Deveye sormuşlar; "Boynun neden eğri" diye, o ünlü cevabını vermiş deve; "Nerem doğru ki?.."
Evet, sahi sporumuzun neresi doğru ki; Kulüpler Yasası taslağını bile, "devenin en eğri olan" yerlerine gönderiyor, onlara emanet ediyoruz; Kulüpler Birliği'ne ve Federasyona! Rahmetli İsmet Paşa sağ olsaydı, ne derdi; "Hadi canım siz de!.."
Yazık çocuğa!..
"Çocuk"; kim bu "çocuk"; 33 yaşındaki kendi kulübünün takımına, milli takıma yıllarca kaptanlık yapmış, yüzlerce maç oynamış bir futbolcu!..
"Bana, aileme, anama babama tribünden küfürler yağdırdıkları için moralim bozuldu, oynayamam" diyerek, "kritik bir milli maçın başlamasına çok az kala", eldivenlerini çıkararak, "önce sahayı, sonra da stadı terk eden" Volkan!..
"Ceza alması gerekirken", basınımızın anlı şanlı yazar ve yorumcuları tarafından korumaya alınan, "Federasyon'un ve Milli Takım Teknik Direktörünün çabalarıyla kurtarılan", dahası "eleştirdik" diye, onca "hakaret" maili, telefonu aldığımız bir sporcu!..
"Çocuk" nitelendirmesi de, o günlerde "Çocuğu korumak ve yanlışına haklı bir gerekçe etiketlemek için çırpınan" anlı şanlı bir yorumcumuzun, TV ekranından Volkan'ı takdimi!..

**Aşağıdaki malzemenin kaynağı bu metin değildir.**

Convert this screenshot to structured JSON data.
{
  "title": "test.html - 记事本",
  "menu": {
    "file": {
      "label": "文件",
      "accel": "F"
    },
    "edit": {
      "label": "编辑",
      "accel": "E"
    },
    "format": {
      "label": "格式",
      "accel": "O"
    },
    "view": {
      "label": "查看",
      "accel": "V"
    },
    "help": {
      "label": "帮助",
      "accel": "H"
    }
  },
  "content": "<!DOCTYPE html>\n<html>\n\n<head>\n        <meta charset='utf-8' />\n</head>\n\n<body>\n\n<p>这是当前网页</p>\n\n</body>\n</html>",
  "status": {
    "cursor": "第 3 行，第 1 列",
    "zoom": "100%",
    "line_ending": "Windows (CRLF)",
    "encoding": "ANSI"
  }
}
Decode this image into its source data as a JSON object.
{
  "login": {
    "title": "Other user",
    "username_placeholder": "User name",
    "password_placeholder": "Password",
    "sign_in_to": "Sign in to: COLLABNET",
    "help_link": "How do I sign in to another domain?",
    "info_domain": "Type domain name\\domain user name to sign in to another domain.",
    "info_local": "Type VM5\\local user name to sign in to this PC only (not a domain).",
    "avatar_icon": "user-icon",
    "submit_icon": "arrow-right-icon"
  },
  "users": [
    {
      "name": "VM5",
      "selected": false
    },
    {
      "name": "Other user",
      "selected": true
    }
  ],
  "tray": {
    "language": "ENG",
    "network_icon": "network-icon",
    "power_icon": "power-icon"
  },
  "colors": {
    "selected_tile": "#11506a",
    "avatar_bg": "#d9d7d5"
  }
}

Ne oldu; "milli maçı bırakıp gitmesine sebep olan" tribün olayı, bilirkişi kurulları da kurularak, her yönü ile araştırıldı, kamera çekimleri incelendi, dava açıldı, tanıklar dinlendi; anlaşıldı ki, "iddia edilen küfür yağmurunun şüphelisi"; bir kişi, evet "sadece" bir kişiydi, o kadar!..
Ve "bu olayda stadı ve taraftarı damgalanan" Galatasaray'ı aklayan bir durum da vardı; "o şüpheli de Galatasaraylı değildi!.."
Buna karşılık, o "aileme, anama, babama küfredildi" diyerek "milli maçı bırakan" Volkan, çok geçmeden "bir insana sarf edilebilecek en ağır küfrü ettiği için 4 maç ceza aldı"; dahası, Tahkim Kurulu "cezayı onarken" gerekçe yazdı; "Aslında tekerrür var, hakemin ikazına rağmen küfrün defalarca tekrarı var, onun için verilen ceza az. Ama bizim statümüz, itiraz olmadan cezayı arttırmaya engel, onun için Disiplin Kurulu'ndan gelen cezayı aynen onadık!.."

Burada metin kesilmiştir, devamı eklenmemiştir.